= Gianni Forte =

British-Italian photographer

Gianni Forte is an Italian artist, born in Rome (Italy). He works in visual media, mainly photography and he is a member of the Royal Photographic Society (ARPS).

== Biography ==

Gianni Forte educational background includes a first class BA(Hons) in Photography and Digital Imaging and a MA in Photography obtained in London, United Kingdom, Thames Valley University (now University of West London).
Gianni Forte's work is exhibited around the world.
In the past few years his work has been awarded in several international competitions and his perspectives on the subject has been featured in many publications including the Sunday Times magazine, The AOP Image magazine, the Royal Photographic Society Journal, New Shoot, the British Journal of Photography, Vogue and other international reviews.
Gianni Forte has also been selected as an YPU member and is on the prestigious Talentpool on the D&AD. His work has also been included in the book ʻPortfolio IIʼ, published by the Royal Photographic Society.

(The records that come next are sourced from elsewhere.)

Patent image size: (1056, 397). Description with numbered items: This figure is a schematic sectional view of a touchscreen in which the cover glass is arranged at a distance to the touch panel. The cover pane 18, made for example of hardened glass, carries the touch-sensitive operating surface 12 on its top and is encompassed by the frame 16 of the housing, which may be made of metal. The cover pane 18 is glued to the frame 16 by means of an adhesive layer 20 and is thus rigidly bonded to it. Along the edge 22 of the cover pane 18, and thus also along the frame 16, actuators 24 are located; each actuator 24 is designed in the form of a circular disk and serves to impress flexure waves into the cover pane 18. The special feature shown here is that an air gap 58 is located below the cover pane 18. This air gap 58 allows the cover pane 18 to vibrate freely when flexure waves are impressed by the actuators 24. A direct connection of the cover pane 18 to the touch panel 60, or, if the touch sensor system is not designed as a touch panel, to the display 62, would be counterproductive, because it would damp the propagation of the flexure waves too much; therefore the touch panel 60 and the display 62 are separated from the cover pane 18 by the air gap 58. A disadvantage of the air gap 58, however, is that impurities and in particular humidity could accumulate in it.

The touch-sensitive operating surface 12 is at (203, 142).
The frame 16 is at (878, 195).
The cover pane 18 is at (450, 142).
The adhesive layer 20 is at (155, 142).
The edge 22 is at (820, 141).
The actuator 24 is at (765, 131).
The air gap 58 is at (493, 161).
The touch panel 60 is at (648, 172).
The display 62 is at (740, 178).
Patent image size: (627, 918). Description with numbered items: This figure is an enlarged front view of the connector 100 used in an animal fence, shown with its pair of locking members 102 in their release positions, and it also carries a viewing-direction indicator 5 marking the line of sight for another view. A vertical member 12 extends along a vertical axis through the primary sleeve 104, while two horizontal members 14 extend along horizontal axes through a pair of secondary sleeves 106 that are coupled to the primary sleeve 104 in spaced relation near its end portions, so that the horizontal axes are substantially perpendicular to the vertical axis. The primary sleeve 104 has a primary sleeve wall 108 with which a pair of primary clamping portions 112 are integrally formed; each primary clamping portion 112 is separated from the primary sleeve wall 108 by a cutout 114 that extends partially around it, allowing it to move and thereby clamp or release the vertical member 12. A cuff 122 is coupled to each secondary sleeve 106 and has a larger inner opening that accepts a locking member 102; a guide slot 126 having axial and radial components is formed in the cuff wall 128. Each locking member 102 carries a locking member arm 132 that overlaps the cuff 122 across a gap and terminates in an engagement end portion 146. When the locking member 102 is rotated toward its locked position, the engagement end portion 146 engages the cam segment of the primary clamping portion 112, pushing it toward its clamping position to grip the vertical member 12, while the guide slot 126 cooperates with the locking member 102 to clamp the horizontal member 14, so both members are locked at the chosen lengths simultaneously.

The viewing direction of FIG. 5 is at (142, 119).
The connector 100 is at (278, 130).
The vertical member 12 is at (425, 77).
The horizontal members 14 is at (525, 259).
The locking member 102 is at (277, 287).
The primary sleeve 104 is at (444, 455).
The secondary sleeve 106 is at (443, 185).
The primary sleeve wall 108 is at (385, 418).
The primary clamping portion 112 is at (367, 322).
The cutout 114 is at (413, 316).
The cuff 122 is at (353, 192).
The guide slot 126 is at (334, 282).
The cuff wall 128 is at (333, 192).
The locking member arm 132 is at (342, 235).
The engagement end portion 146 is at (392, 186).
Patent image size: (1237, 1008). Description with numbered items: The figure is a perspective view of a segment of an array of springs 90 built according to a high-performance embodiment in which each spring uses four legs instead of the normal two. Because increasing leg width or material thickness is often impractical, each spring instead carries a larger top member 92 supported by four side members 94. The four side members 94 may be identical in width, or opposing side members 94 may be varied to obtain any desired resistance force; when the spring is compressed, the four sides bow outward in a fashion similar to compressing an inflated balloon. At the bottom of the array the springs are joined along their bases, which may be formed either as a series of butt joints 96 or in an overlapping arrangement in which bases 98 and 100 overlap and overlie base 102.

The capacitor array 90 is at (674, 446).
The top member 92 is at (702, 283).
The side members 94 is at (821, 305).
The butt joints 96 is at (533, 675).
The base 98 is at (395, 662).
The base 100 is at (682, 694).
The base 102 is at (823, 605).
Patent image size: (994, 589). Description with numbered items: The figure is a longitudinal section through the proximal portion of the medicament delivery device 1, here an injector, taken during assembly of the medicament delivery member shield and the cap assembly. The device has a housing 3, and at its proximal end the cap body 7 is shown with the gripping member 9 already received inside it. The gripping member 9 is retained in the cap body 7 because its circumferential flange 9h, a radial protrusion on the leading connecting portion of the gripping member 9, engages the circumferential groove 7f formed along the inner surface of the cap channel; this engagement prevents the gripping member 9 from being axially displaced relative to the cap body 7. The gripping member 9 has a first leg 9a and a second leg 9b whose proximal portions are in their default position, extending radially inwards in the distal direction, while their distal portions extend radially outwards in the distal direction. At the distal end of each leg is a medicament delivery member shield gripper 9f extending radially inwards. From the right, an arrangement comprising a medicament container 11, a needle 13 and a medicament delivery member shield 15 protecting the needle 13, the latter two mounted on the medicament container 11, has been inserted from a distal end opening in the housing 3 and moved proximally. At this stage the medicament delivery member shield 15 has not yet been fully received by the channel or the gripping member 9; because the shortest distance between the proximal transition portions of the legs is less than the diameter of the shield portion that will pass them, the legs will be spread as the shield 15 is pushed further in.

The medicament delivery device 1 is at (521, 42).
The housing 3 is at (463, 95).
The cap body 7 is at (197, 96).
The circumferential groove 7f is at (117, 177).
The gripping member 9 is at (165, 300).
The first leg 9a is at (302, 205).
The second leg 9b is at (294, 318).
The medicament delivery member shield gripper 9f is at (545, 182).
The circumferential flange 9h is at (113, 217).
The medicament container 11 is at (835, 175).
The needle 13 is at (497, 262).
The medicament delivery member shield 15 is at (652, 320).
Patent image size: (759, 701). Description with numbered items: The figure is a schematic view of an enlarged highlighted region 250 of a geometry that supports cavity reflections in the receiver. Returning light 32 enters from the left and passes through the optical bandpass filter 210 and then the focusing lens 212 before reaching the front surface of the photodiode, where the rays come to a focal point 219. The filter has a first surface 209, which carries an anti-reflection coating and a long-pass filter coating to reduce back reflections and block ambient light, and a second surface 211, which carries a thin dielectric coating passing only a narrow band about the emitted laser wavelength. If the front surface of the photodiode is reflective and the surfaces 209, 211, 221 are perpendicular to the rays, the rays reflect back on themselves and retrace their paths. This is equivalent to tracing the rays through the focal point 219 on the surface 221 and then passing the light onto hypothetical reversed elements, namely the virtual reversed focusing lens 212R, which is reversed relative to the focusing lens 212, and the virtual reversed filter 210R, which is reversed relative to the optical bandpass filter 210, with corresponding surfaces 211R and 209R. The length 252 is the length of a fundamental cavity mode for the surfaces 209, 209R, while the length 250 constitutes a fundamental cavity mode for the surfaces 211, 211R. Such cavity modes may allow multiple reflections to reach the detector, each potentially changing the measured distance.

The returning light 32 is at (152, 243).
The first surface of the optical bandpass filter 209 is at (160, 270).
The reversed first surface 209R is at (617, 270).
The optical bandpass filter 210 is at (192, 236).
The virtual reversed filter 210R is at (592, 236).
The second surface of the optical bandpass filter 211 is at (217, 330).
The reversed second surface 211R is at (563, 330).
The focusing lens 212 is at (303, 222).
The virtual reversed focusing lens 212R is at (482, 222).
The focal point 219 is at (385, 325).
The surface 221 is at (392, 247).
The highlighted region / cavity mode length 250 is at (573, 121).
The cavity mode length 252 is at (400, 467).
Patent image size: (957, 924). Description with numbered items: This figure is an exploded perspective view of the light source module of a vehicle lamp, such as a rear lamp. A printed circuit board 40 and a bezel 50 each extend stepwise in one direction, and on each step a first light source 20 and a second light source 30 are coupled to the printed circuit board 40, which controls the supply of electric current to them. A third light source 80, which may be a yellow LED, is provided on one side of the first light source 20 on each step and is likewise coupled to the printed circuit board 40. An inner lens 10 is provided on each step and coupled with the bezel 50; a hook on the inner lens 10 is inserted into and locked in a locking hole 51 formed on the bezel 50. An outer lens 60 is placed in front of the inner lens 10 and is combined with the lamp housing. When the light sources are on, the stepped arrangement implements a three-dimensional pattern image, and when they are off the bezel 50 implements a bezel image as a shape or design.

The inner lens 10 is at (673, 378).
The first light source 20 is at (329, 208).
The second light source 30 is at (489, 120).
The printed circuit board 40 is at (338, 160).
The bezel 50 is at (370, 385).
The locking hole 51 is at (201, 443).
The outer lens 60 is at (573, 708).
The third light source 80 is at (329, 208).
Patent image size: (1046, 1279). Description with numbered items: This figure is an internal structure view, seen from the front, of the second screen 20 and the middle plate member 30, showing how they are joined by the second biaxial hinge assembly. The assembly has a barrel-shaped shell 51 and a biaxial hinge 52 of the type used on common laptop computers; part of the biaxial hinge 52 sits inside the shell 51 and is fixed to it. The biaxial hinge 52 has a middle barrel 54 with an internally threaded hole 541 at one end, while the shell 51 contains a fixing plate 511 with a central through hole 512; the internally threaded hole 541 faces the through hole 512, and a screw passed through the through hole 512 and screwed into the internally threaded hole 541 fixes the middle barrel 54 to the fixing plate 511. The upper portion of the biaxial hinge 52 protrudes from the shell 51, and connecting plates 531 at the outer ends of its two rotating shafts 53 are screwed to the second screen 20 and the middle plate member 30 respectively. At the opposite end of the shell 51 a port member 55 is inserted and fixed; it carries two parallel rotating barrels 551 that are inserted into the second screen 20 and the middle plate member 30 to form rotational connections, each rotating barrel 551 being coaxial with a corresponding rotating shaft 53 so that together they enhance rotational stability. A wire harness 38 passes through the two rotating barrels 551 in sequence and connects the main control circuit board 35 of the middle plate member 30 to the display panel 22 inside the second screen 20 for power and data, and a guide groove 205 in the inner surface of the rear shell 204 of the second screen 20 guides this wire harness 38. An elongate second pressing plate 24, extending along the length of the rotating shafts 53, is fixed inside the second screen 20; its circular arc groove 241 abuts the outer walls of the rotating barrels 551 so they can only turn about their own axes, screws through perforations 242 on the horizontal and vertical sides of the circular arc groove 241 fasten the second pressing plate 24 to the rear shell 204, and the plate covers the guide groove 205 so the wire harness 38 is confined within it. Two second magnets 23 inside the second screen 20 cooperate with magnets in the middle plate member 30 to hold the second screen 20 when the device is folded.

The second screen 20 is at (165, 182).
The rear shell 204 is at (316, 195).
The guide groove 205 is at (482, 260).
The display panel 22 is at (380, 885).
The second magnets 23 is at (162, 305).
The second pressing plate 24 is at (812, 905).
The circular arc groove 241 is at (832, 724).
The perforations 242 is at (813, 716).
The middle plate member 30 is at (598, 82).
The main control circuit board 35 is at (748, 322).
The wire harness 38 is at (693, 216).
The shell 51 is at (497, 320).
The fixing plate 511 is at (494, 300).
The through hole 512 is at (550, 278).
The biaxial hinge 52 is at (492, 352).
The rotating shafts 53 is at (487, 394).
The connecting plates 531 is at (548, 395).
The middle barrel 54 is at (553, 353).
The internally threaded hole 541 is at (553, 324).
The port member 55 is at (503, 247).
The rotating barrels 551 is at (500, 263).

== Exhibitions and achievements ==
- THE POLLUX AWARDS 3rd Edition 2011
- RPS INTERNATIONAL PROJECTED IMAGE EXHIBITION & Itinerary Tour, 2011. RPS
- PHOTO-SOUP MEXICO 2011, Mexico City
- THE WORLDWIDE PHOTOGRAPHY GALA AWARDS-Best Shot & Portrait & People Competitions 2011.
- THE POLLUX AWARDS -APRIL 2011.
- THE PHOTO ANNUAL AWARDS 2011.
- THE POLLUX AWARDS 2010.
- PX3 INTERNATIONAL GRAND PRIX DE LA PHOTOGRAPHIE Paris, 2010.
- PORTFOLIO II, Royal Photographic Society, 2010.
- PHOTO-SOUP BARCELONA 2010
- PHOTOFAIR/PHOTOMONTH LONDON 2010 .
- CRAF International Photographic Competition & Exhibition, Italy 2009.
- THE BUNKER, London, 2009.
- 151st RPS INTERNATIONAL PRINT EXHIBITION & Itinerary Tour Exhibition, 2008. RPS
- ECOVISUAL-ENVIRONMENTAL, International Photographic Competition (LPA) - 2007.
- LET’S FACE IT 3, International Photographic Competition and Exhibition, Portraiture. London (LPA) - 2007.
- PASSION, International Photographic Competition and Exhibition, Fashion. London (LPA) - 2007.
- THE SPITZ GALLERY, London, 2007.
- AOP (Association of Photographers) 2007.